Pacifico is another script font that looks great with food brands. This 2011 brush script is another Vernon Adams designed font inspired by 1950s surf culture. Originally commissioned by Google, this font was redrawn by Jacques Bailly in 2016.
This font finds its inspiration in 19th and 20th-century hand-painted circus signs. So, Modesto brings the “Dumbo” style font into the digital age. If your brand would benefit from references to fruit crate or cigar box style lettering, this font is one to consider.
This is a passionate font for big displays. It is solid and sturdy, and its heavy weight would go well with a body building logo.
Here’s another stylized font from Khurasan. Thick letters crowd against or on top of each other in a way that speaks of luxury.
Squat and spread out, Gruppo is Vernon Adams style-conscious font with thin letters made for displays where a “less-is-more” aesthetic speaks to the heart of the logo.

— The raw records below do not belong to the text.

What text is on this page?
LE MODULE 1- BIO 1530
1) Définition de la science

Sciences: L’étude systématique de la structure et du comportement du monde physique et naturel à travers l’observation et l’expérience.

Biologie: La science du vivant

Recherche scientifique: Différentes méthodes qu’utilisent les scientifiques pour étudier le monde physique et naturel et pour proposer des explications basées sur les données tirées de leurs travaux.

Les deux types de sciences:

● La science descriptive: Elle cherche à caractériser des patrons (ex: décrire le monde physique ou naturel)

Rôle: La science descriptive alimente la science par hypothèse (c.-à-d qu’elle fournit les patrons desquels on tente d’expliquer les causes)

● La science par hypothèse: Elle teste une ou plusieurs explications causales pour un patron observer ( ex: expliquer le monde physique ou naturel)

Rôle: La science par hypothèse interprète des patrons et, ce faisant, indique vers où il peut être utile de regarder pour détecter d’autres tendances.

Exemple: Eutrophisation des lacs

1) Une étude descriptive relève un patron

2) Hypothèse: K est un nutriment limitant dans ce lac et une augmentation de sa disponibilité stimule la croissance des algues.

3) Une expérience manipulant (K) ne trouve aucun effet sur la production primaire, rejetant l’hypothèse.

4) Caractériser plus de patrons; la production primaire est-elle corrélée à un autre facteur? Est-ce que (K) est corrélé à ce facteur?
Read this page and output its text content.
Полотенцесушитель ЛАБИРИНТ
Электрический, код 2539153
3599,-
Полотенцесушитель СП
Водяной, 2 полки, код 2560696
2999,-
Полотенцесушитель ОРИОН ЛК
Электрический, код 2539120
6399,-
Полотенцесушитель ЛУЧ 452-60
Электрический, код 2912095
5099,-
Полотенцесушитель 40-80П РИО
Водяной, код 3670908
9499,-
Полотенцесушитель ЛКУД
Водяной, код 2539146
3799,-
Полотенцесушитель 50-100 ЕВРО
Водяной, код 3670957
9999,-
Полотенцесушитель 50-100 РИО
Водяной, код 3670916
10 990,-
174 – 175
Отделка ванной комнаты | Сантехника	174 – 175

Abril Fatface comes in 18 styles and is part of the larger Abril family designed by the TypeTogether foundry. 19th-century advertising posters from Britain and France provided the inspiration for Fatface’s heavy, dramatic characters. If your brand is making previously custom-made items broadly available, this font might be a good one to consider.
A traditional design of transitional font genre, Playfair Display can be found in headlines of journals and fashion magazines where its stately presence creates an expectation of elegance. It is influenced by the designs of John Baskerville and works with Georgia as a body text.

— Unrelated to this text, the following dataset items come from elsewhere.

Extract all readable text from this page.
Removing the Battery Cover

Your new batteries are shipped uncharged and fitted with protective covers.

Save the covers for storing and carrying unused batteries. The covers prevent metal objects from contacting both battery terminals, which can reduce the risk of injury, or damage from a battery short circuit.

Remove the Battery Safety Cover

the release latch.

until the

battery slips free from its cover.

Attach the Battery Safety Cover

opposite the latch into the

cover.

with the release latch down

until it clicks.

Here is another modern font with heavy stylization, including gaps in lines, lines that are missing altogether, and little diamonds in the middle of “o’s” and “c’s.” It has a techy feel that once again calls to mind science fiction posters from the early eighties. Campy technology brands might do well with this.
Speaking of campy, Life Savers is a fun font that reaches back, once again, to the days of hand lettering artists in the 1950s. This font playfully calls that time to mind, and maybe even a few specific Life Savers ads. If your brand needs a nostalgic and silly font, Life Savers is for you.
Our final font is Rufnia, a font that takes its inspiration from stencil design but arranges the breaks differently so that the letters look less stenciled than loosely assembled like you would a model before gluing it together. This font works well for brands with artistic endeavors, like an art gallery.
As we come to the end of our list, you should have more than enough fonts to play with and consider as you design the right logo for the personality of your brand.